Çalışma yazarı Takefumi Kikusui yaptığı açıklamada, “Köpeklerin olumlu duygularla ilişkili gözyaşı döktüğünü bulduk” dedi ve ekledi: “Ayrıca, altında yatan olası bir mekanizma olarak oksitosinin keşfini yaptık.“
Son olarak, araştırma yazarları insanlara köpeklerin gözyaşları olan ve olmayan yüzlerinin fotoğraflarını gösterdi ve onlardan tasvir edilen hayvanlara ne kadar bakmak istediklerini derecelendirmelerini istedi.
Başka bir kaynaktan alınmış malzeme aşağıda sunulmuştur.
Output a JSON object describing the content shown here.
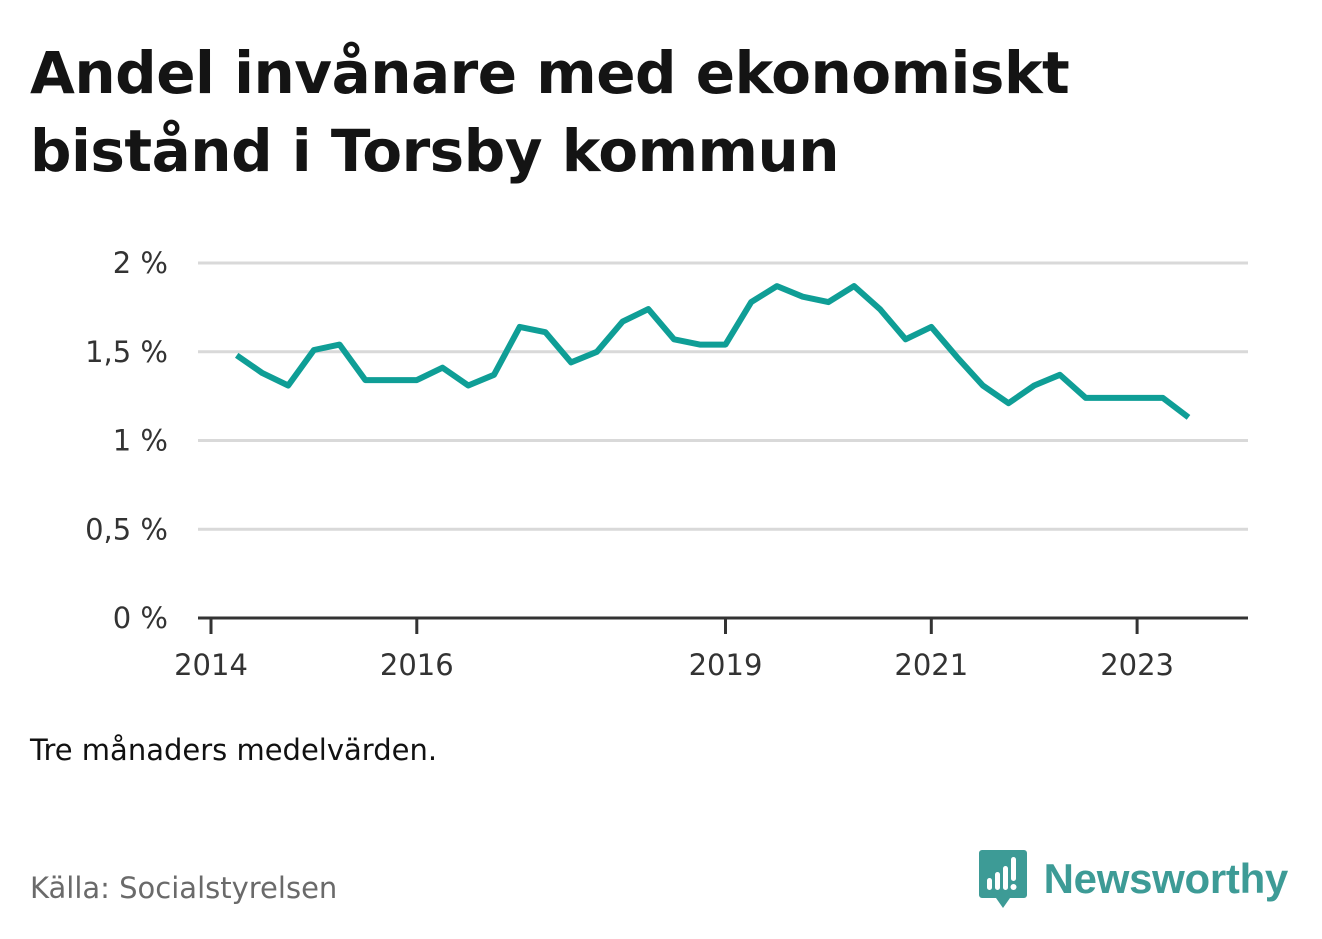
{
  "title": "Andel invånare med ekonomiskt bistånd i Torsby kommun",
  "note": "Tre månaders medelvärden.",
  "source": "Källa: Socialstyrelsen",
  "brand": {
    "name": "Newsworthy",
    "icon": "newsworthy-logo-icon",
    "color": "#3d9b96"
  },
  "colors": {
    "line": "#0f9e96",
    "grid": "#d9d9d9",
    "axis": "#333333"
  },
  "chart_data": {
    "type": "line",
    "title": "Andel invånare med ekonomiskt bistånd i Torsby kommun",
    "xlabel": "",
    "ylabel": "",
    "x_ticks": [
      "2014",
      "2016",
      "2019",
      "2021",
      "2023"
    ],
    "y_ticks": [
      "0 %",
      "0,5 %",
      "1 %",
      "1,5 %",
      "2 %"
    ],
    "ylim": [
      0,
      2
    ],
    "grid": true,
    "legend": "none",
    "x": [
      "2014-04",
      "2014-07",
      "2014-10",
      "2015-01",
      "2015-04",
      "2015-07",
      "2015-10",
      "2016-01",
      "2016-04",
      "2016-07",
      "2016-10",
      "2017-01",
      "2017-04",
      "2017-07",
      "2017-10",
      "2018-01",
      "2018-04",
      "2018-07",
      "2018-10",
      "2019-01",
      "2019-04",
      "2019-07",
      "2019-10",
      "2020-01",
      "2020-04",
      "2020-07",
      "2020-10",
      "2021-01",
      "2021-04",
      "2021-07",
      "2021-10",
      "2022-01",
      "2022-04",
      "2022-07",
      "2022-10",
      "2023-01",
      "2023-04",
      "2023-07"
    ],
    "values": [
      1.48,
      1.38,
      1.31,
      1.51,
      1.54,
      1.34,
      1.34,
      1.34,
      1.41,
      1.31,
      1.37,
      1.64,
      1.61,
      1.44,
      1.5,
      1.67,
      1.74,
      1.57,
      1.54,
      1.54,
      1.78,
      1.87,
      1.81,
      1.78,
      1.87,
      1.74,
      1.57,
      1.64,
      1.47,
      1.31,
      1.21,
      1.31,
      1.37,
      1.24,
      1.24,
      1.24,
      1.24,
      1.13
    ]
  }
}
Genel olarak, katılımcılar, gözyaşı üretiminin duygularımızı harekete geçirmeye ve koruma arzumuzu artırmaya hizmet edebileceğini belirterek, gözleri dolu köpeklere bakma konusunda daha büyük bir dürtü olduğunu ifade ettiler.
Kikusui, “Köpekler insanların en yakın arkadaşları oldu ve biz de bağ kurabiliriz. Bu süreçte sahibiyle etkileşimi sırasında gözleri yaşaran köpeklere sahibi tarafından daha fazla ilgi gösterilmesi mümkün olabilir” diyor.
Bu deneylerin sonuçları, köpeklerin insanlarla mutlu karşılaşmalara tepki olarak göz yaşı döktüğünü gösteriyor olsa da, üzgün olduklarında da gözyaşı üretip üretmedikleri bilinmiyor. Ayrıca araştırmacılar, gözyaşlarının köpekler arasındaki sosyal etkileşime aracılık etmede herhangi bir işlevi olup olmadığını veya bizleri etkileyen yavru köpek gözlerinin yalnızca insanların duygularını harekete geçirmek için var olup olmadığını kesin olarak söyleyemiyor.